Nitekim Allah, kullarını amellerine ve kusurlarına bakmadan tehlikelerden salim kılar, esenlik, huzur ve selâmet verir.

Ve nitekim Allah, Selâm’ın ta kendisidir. Bu güzel isimle anlıyoruz ki, Allah’ın Kendi Zât-ı Akdes’i her türlü eksikliklerden ve noksanlıklardan salim ve münezzehtir.

Kur’ân buyuruyor ki: “O Allah ki, Kendisinden başka İlâh yoktur. Melik’tir, Kuddûs’tür, Selâm’dır.” 3

Eğer içimizde bir yaşama neş’esi varsa, eğer hayattan huzur bulabiliyorsak, eğer yeri geldiğinde –Allah vermesin- dağ gibi acılara sabredebiliyorsak, eğer yüzümüzden gülücükler eksik olmuyorsa bütün bunlar Allah’ın “Selâm” isminin üzerimizdeki elinden, hâkimiyetinden ve tasarrufundan başka bir şey değildir.

Öyleyse bize düşen, İsm-i Selâm’dan bize uzanmış bu yüce ve müşfik elden tutmaktır!

O’nun uzattığı elden kaçmamaktır!

Ve esasen Kur’ân, böyle bir müşfik elden uzanmış bir selâm hükmündedir.
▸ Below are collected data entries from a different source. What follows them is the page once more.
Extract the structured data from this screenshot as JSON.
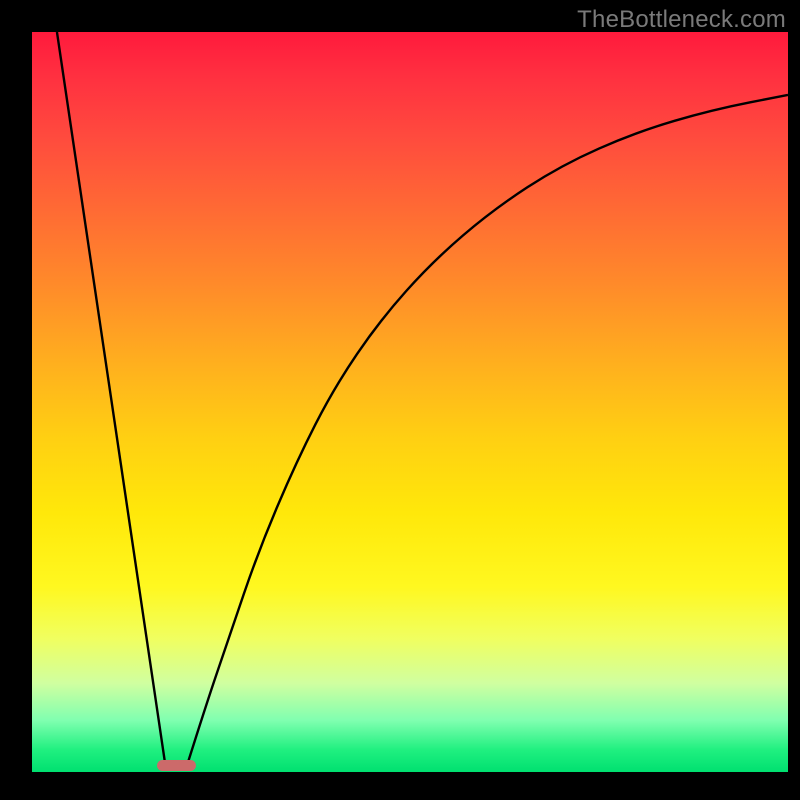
{
  "watermark": "TheBottleneck.com",
  "chart_data": {
    "type": "line",
    "title": "",
    "xlabel": "",
    "ylabel": "",
    "xlim": [
      0,
      100
    ],
    "ylim": [
      0,
      100
    ],
    "grid": false,
    "legend": false,
    "series": [
      {
        "name": "left-line",
        "x": [
          3.3,
          17.6
        ],
        "values": [
          100,
          1.2
        ]
      },
      {
        "name": "right-curve",
        "x": [
          20.6,
          23,
          26,
          30,
          35,
          40,
          46,
          53,
          61,
          70,
          80,
          90,
          100
        ],
        "values": [
          1.2,
          9,
          18,
          30,
          42,
          52,
          61,
          69,
          76,
          82,
          86.5,
          89.5,
          91.5
        ]
      }
    ],
    "marker": {
      "x_center": 19.1,
      "y": 0.9,
      "width_pct": 5.2,
      "height_pct": 1.4
    },
    "background_gradient": {
      "top": "#ff1a3c",
      "mid": "#ffe80a",
      "bottom": "#00e070"
    }
  }
}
Bediüzzaman Hazretleri hatırlatıyor ki, fırtınalı dünya yüzünün tahrîbâtından ve yıkımından hiçbir şeyini kurtaramayan ve her bir şeyini kaybedip elinden çıkaran insan, bâkî bir esenlik, selâmet ve huzur aramakta; aradığı huzuru da Kur’ân’da bulmaktadır.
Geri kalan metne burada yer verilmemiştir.